Wednesday, September 21, 2016

Books I read in August and September

I was so late  I thought I might as well combine these, even though I expect to read a few more by the end of the month.

Changes (The Magic Jukebox Book 1) by Judith Arnold
You know what I thought of this one.

A Civil Contract by Georgette Heyer
I reread a bunch of Heyer, because I wasn't well for a few days and a Twitter conversation sparked some nostalgia. I have reread this book at least twice because I didn't remember reading it earlier, which is not much of a recommendation. I get Heyer's going for how some life partnerships can be reasonable and practical rather than romantic and passionate, but fuck that. As usual, the heroine is much better and smarter than the hero, and she deserves a man who's wild about her, not one who is vaguely condescending and thinks she's not pretty and doesn't have the right background, but after all she's really nice and her father gave him a lot of money so he could continue the upper class life he's used to and even become a gentleman farmer because he's not one of those idle rich. 

The Corinthian, also by Heyer
I think I read this before too, long ago. But this was much more enjoyable -- a cross-dressing young heroine, an annoyingly arrogant and privileged but not thoroughly unlikeable hero, lots of adventure with just a bit of romance. I recommend it!

The Masqueraders, also also Heyer
One of my favorite Heyers. A cross-dressing brother and sister. The heroine plays her role as a man till nearly the end, and the hero doesn't patronize her (much) or lecture her (much). Very fun, though it has the usual tropes about men -- even fat men, like our hero -- needing to be macho and women -- even women like our heroine who convincingly masquerades as a man in society -- never being as strong or brave as men. Highly recommended.

Lady of Quality, last Heyer I promise
I've read this several times (I don't know why). It's all right, but definitely not as fun as her best.

I also found this series of reviews of Heyer books, and the reviews are excellent and I read them all.

The Ides of June by Rosemary Rowe
And because I was on vacation, I read another Rosemary Rowe. This was less murder mystery and more "this is how people used to travel when Britain was occupied by Rome", so -- fun, but a bit unsatisfying given what I was expecting.

Harry Potter and the Cursed Child by JK Rowling
The less said the better. I wish I could forget this exists or that I ever read it. It was the most boring, awful tripe.

Bicycle Dreaming by Mridula Koshy
This was an absolutely stunning book. I don't even know how to describe it -- read the description, and know that Noor is relatable and brave and normal and you root so hard for her to be happy. Ajith is pretty cool too.

Conversations that Make the Complex Sale
I read this because I thought it would be useful for work (I'm in marketing) but it was pretty meh. Moving on.

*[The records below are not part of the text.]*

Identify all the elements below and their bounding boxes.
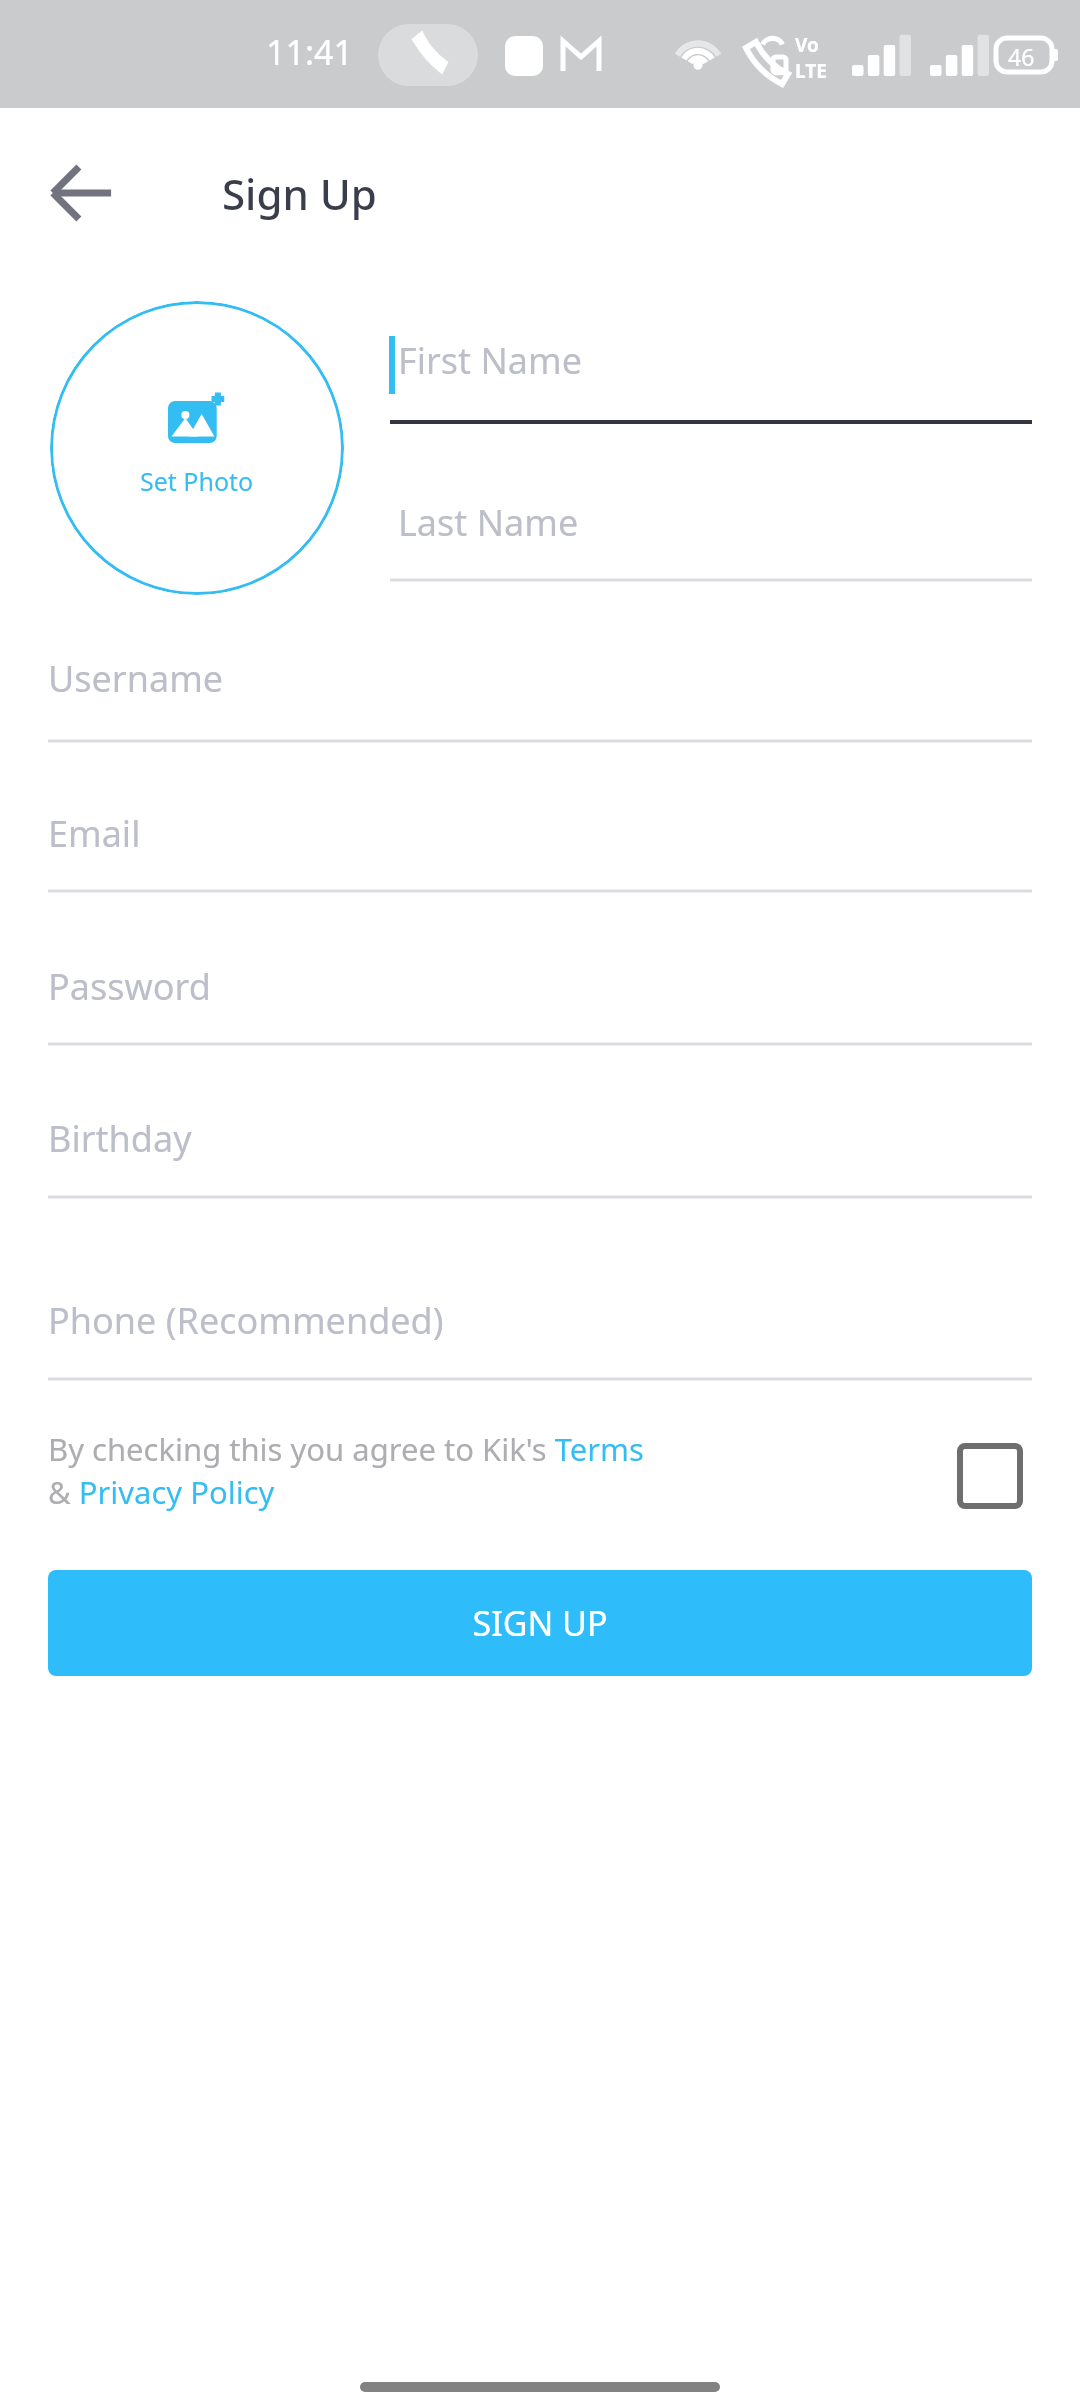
button[interactable]: Phone (Recommended) [48,1292,1032,1384]
button[interactable]: Last Name [390,490,1032,582]
staticText: LTE [795,58,827,84]
button[interactable]: First Name [390,330,1032,425]
button[interactable]: Birthday [48,1110,1032,1202]
button[interactable]: Agree to terms checkbox [948,1434,1032,1518]
button[interactable]: Email [48,805,1032,896]
button[interactable]: By checking this you agree to Kik's Term… [48,1428,644,1514]
staticText: Set Photo [140,464,254,498]
staticText: Sign Up [222,165,377,222]
staticText: 46 [1008,41,1035,72]
staticText: Username [48,654,224,703]
staticText: & Privacy Policy [48,1471,275,1513]
staticText: Password [48,962,211,1011]
staticText: Email [48,809,141,858]
staticText: First Name [398,336,582,385]
staticText: Last Name [398,498,579,547]
staticText: Phone (Recommended) [48,1296,444,1345]
button[interactable]: Username [48,650,1032,746]
staticText: SIGN UP [472,1600,608,1646]
button[interactable]: Back [30,141,134,245]
button[interactable]: Set Photo [50,301,344,595]
staticText: 11:41 [266,29,353,75]
staticText: Vo [795,32,819,58]
button[interactable]: Password [48,958,1032,1049]
staticText: By checking this you agree to Kik's Term… [48,1428,644,1470]
button[interactable]: SIGN UP [48,1570,1032,1676]
staticText: Birthday [48,1114,192,1163]
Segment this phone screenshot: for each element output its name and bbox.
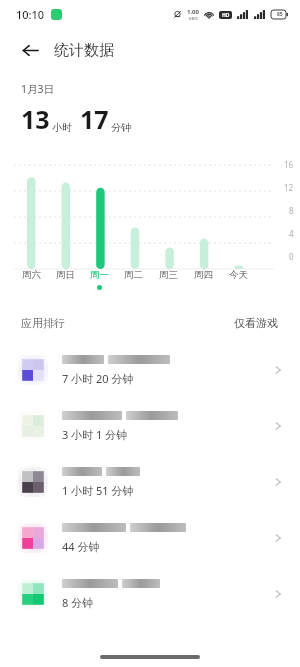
- staticText: 85: [277, 11, 283, 18]
- staticText: 分钟: [111, 121, 131, 134]
- staticText: 仅看游戏: [234, 316, 278, 330]
- button[interactable]: 仅看游戏: [230, 312, 282, 334]
- staticText: 周二: [124, 269, 143, 281]
- button[interactable]: 1 小时 51 分钟: [0, 454, 300, 510]
- staticText: 小时: [52, 121, 72, 134]
- button[interactable]: 44 分钟: [0, 510, 300, 566]
- staticText: HD: [222, 12, 230, 19]
- button[interactable]: 周六: [14, 269, 48, 290]
- staticText: 16: [284, 159, 294, 170]
- staticText: 8 分钟: [62, 595, 94, 610]
- staticText: 1 小时 51 分钟: [62, 483, 134, 498]
- staticText: 13: [21, 102, 50, 136]
- staticText: 7 小时 20 分钟: [62, 371, 134, 386]
- staticText: 周六: [22, 269, 41, 281]
- button[interactable]: Back: [14, 34, 46, 66]
- staticText: 8: [289, 205, 294, 216]
- staticText: 12: [284, 182, 294, 193]
- staticText: 0: [289, 251, 294, 262]
- staticText: 44 分钟: [62, 539, 100, 554]
- button[interactable]: 8 分钟: [0, 566, 300, 622]
- staticText: 周一: [90, 269, 109, 281]
- button[interactable]: 周一: [82, 269, 116, 290]
- staticText: 周日: [56, 269, 75, 281]
- staticText: 应用排行: [21, 316, 65, 330]
- staticText: 1月3日: [21, 82, 55, 96]
- button[interactable]: 3 小时 1 分钟: [0, 398, 300, 454]
- button[interactable]: 7 小时 20 分钟: [0, 342, 300, 398]
- staticText: 4: [289, 228, 294, 239]
- button[interactable]: 周二: [116, 269, 151, 290]
- staticText: 10:10: [16, 7, 45, 22]
- button[interactable]: 周三: [151, 269, 186, 290]
- staticText: 统计数据: [54, 41, 114, 60]
- staticText: 今天: [229, 269, 248, 281]
- staticText: 17: [80, 102, 109, 136]
- staticText: 1.00: [187, 8, 199, 16]
- staticText: 周四: [194, 269, 213, 281]
- staticText: 周三: [159, 269, 178, 281]
- staticText: KB/S: [189, 16, 198, 21]
- staticText: 3 小时 1 分钟: [62, 427, 128, 442]
- button[interactable]: 周四: [186, 269, 221, 290]
- button[interactable]: 周日: [48, 269, 82, 290]
- button[interactable]: 今天: [221, 269, 256, 290]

The Second Sex by Simone de Beauvoir
I finally got around to finishing this classic. Parts of it were brilliant, but her views on queer and trans people were pretty abhorent, and the book is so long-winded I was bored to tears through some of it. I'm glad I read it, nonetheless, and much of the book is pretty good (and there are surprising flashes of humour).

Dick Tracy by Max Allan Collins
I borrowed this from the hotel while I was on vacation, and it was pretty fun, with all the usual problems (especially sexism). It's based on the movie, funnily enough, and is a pretty fun standard crime-fighting thriller.